馮.贊德爾斯將軍認為奧斯卡的話有紙上談兵之嫌,便希望他把計劃說得更加細節一點、想得更加完善一點,別隨便拍腦門決策。
奧斯卡完全能聽出對方言語中的情緒,他知道未來幾個月要在贊德爾斯將軍手下長期共事,他也不想給長官留下驕縱的印象,便誠懇地說:
「我的設想確實不容易做到,羅馬尼亞的敵占區,從東到西最窄處也有150公里以上,不是那麼容易掐斷的。即使將來敵軍久戰疲憊,如同波蘭戰役時那樣被我們消耗得難以為繼,只要我軍轉入猛烈反攻,敵人還是有足夠的時間調整、撤退,那就難以圍殲了。

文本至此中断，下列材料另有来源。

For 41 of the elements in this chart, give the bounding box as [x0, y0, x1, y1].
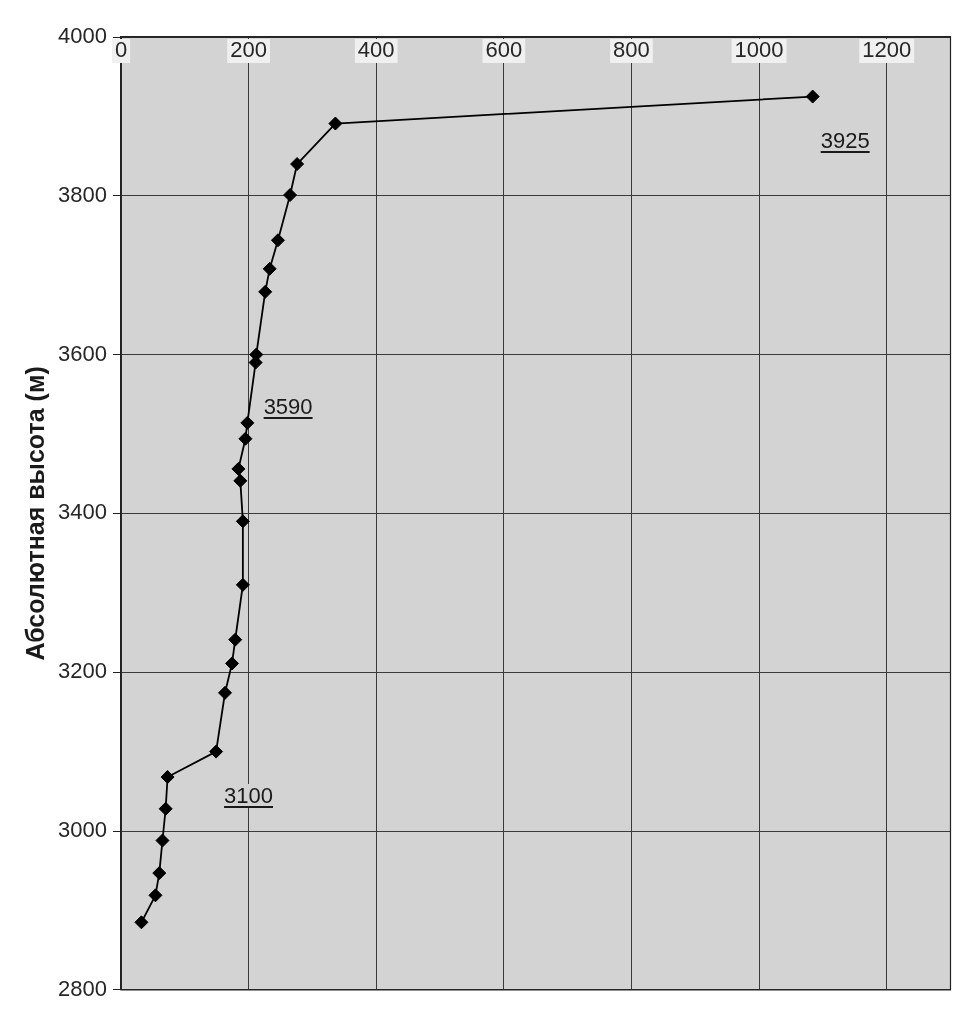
x-tick-label: 1200	[862, 37, 912, 63]
point	[233, 473, 248, 488]
x-tick-label: 200	[230, 37, 267, 63]
point	[160, 770, 175, 785]
point	[155, 833, 170, 848]
y-tick-label: 2800	[58, 975, 107, 1001]
y-tick-label: 4000	[58, 23, 107, 49]
point	[283, 188, 298, 203]
point	[148, 888, 163, 903]
y-tick-label: 3600	[58, 340, 107, 366]
y-tick-label: 3800	[58, 181, 107, 207]
point	[805, 89, 820, 104]
point	[134, 915, 149, 930]
y-tick-label: 3000	[58, 817, 107, 843]
point	[238, 431, 253, 446]
annotation: 3925	[818, 127, 872, 153]
point	[231, 461, 246, 476]
point	[235, 514, 250, 529]
point	[152, 866, 167, 881]
point	[328, 116, 343, 131]
x-tick-label: 800	[613, 37, 650, 63]
y-tick-label: 3200	[58, 658, 107, 684]
x-tick-label: 600	[485, 37, 523, 63]
point	[218, 685, 233, 700]
point	[158, 801, 173, 816]
point	[290, 157, 305, 172]
y-tick-label: 3400	[58, 499, 107, 525]
point	[262, 261, 277, 276]
annotation: 3100	[222, 782, 276, 808]
point	[235, 577, 250, 592]
annotation: 3590	[261, 393, 315, 419]
point	[270, 233, 285, 248]
point	[228, 632, 243, 647]
x-tick-label: 0	[114, 37, 128, 63]
point	[225, 656, 240, 671]
x-tick-label: 1000	[734, 37, 784, 63]
x-tick-label: 400	[357, 37, 395, 63]
point	[209, 744, 224, 759]
y-axis-title: Абсолютная высота (м)	[20, 366, 49, 661]
point	[258, 284, 273, 299]
point	[240, 415, 255, 430]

所以,我們還需要根據實際情況,逐步創造更好的條件,比如目前敵軍還不夠孤軍深入,我軍是不是可以再適當地示弱一下,讓敵軍看到一點希望?敵軍不犯錯,我們可以勾引他們犯錯。
就像我軍之前在普熱梅希爾和但澤,都是用盡計謀讓敵人覺得再加一把勁兒就能徹底贏下戰役,這才讓他們不管不顧瘋狂投入。現在我們有伊斯坦堡這個誘餌,這可比但澤或普熱梅希爾有價值得多了。」
馮.贊德爾斯將軍這次倒是立刻聽懂了奧斯卡的思路,他眉頭微微一皺:「你還要詐敗誘敵深入?這一招去年敵人已經中過一次計了,損失了那麼多軍隊,他們難道是傻的麼?同樣的計還能再中一次?」
奧斯卡笑了:「古往今來的計策說到底其實也就那麼幾十條。套層皮換個樣子,照樣有那麼多庸才愚將前仆後繼地中計。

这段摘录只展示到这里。